The North American Hair Research Society hosted more than 700 scientists and physicians from 53 countries at the 9th World Congress for Hair Research, Miami, Florida, which took place Nov. 18-21, 2015, to share their latest findings on hair follicle research.

Examples of exciting, new research included: (1) the role of the prostaglandins that promote or inhibit hair growth, (2) regeneration of hair follicles from stem cells and the possibility to create new follicles (follicular neogenesis), (3) new treatments for alopecia areata, the most common form of autoimmune hair loss, (4) effects of laser light energy on hair growth, and (5) new treatment approaches for androgenetic alopecia (male and female pattern hair loss) aimed at change the local follicular environment, reduce follicular stress, and enhancing local production of growth factors – all of which can influence hair growth.

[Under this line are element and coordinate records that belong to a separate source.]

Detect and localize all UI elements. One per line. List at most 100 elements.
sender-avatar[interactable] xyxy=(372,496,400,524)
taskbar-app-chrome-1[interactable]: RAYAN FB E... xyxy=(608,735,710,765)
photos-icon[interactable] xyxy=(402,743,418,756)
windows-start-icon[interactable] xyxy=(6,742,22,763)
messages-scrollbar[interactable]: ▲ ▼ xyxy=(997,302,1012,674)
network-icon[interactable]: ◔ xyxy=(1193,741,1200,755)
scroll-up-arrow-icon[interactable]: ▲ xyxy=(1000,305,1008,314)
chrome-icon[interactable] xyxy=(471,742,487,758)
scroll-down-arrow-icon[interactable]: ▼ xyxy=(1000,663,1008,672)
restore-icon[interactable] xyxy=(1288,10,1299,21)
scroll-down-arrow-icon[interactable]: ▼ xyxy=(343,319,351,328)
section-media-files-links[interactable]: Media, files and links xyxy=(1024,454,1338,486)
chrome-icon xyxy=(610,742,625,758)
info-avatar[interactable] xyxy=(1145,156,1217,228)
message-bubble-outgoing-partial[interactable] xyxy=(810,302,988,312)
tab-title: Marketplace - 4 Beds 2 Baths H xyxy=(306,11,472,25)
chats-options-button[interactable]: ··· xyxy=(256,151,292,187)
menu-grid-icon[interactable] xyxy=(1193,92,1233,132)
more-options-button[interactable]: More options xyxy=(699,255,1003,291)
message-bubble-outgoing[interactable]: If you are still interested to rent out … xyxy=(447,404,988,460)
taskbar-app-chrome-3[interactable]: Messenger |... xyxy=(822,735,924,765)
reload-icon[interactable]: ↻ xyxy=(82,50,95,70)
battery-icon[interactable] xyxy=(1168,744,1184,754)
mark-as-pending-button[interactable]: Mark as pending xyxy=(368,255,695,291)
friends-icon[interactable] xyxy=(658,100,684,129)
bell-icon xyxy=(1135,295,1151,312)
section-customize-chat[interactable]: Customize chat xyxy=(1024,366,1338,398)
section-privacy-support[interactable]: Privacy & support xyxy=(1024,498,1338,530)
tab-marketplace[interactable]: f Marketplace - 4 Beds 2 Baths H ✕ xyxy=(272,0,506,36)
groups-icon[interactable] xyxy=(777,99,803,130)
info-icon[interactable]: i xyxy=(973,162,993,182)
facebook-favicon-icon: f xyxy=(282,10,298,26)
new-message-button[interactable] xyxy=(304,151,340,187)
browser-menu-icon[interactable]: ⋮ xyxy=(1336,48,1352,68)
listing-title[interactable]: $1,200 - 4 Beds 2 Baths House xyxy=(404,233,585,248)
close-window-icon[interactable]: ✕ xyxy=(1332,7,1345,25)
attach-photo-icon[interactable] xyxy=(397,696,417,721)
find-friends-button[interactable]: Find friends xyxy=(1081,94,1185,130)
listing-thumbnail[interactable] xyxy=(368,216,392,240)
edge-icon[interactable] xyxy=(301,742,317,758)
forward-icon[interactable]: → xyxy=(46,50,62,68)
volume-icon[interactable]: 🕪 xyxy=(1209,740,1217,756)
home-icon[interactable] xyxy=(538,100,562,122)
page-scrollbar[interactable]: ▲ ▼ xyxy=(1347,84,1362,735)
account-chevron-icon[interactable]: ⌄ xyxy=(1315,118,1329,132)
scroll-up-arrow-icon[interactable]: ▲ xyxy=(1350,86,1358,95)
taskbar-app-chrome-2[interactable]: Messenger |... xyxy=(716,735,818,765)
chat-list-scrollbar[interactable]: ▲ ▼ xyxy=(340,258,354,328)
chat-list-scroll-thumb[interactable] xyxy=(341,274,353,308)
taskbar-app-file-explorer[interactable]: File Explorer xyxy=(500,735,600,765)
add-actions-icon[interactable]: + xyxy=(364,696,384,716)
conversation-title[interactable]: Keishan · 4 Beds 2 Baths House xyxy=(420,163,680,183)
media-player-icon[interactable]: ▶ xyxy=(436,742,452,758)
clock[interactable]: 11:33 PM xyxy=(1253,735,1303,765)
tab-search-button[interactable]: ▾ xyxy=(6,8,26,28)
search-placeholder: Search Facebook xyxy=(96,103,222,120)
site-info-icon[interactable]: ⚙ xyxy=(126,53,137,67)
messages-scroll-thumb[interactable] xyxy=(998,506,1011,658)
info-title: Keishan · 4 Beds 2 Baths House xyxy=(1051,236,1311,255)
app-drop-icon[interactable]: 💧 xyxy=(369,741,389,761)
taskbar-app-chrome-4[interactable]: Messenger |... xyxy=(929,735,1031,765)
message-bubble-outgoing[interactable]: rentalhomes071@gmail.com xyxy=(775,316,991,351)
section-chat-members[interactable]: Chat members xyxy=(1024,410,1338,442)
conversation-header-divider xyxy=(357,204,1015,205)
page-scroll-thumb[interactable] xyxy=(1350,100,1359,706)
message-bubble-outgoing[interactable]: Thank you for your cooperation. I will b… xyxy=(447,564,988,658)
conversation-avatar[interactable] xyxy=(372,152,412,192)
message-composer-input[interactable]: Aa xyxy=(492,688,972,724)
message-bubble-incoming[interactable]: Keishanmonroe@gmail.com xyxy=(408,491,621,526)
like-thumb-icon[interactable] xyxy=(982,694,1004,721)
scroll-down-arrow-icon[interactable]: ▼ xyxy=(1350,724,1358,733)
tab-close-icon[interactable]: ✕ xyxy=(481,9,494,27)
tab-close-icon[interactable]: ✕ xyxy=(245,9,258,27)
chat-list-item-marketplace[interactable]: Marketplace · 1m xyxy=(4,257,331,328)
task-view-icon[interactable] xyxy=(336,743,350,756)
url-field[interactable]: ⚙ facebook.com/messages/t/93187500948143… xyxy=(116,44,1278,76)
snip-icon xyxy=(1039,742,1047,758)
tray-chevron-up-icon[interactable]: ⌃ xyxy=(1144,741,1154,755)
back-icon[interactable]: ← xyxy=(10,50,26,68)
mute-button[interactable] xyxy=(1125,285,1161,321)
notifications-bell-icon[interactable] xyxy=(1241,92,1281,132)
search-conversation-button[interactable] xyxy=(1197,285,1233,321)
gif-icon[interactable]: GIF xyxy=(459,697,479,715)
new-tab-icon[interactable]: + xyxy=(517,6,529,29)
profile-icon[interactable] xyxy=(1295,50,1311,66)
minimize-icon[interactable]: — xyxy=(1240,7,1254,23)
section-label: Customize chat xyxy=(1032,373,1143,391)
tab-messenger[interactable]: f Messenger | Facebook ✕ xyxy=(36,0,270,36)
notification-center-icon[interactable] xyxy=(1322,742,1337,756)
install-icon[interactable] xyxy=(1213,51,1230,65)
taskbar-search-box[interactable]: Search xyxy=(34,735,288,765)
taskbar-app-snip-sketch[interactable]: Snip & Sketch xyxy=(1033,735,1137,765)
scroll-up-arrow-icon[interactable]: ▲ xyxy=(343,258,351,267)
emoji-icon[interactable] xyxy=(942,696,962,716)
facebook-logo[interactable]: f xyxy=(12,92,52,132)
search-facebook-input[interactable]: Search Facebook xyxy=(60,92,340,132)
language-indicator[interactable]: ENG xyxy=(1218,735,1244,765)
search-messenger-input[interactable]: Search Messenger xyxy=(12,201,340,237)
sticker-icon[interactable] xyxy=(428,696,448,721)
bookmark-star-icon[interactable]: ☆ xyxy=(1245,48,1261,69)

Several promising hair loss treatments are in clinical trials – which means that they may soon be available to the public – including treatments that would work topically or systemically.

Why the hair follicle?

There is growing research interest in the hair follicle as a model system for research due to its ease of access for study, and the ability to perform research using a wide variety of model systems, including sophisticated imaging techniques to watch hair follicle growth in real-time. The hair follicle is one of the three most proliferative organs, the others being bone marrow and G.I. track. With the greater understanding of hair cycling, cells outside the follicle that influence the cycle, auxiliary cells, inflammation, and other factors, major cross transfer of that knowledge to other organs and diseases will be possible, e.g., autoimmune disease, asthma and allergies.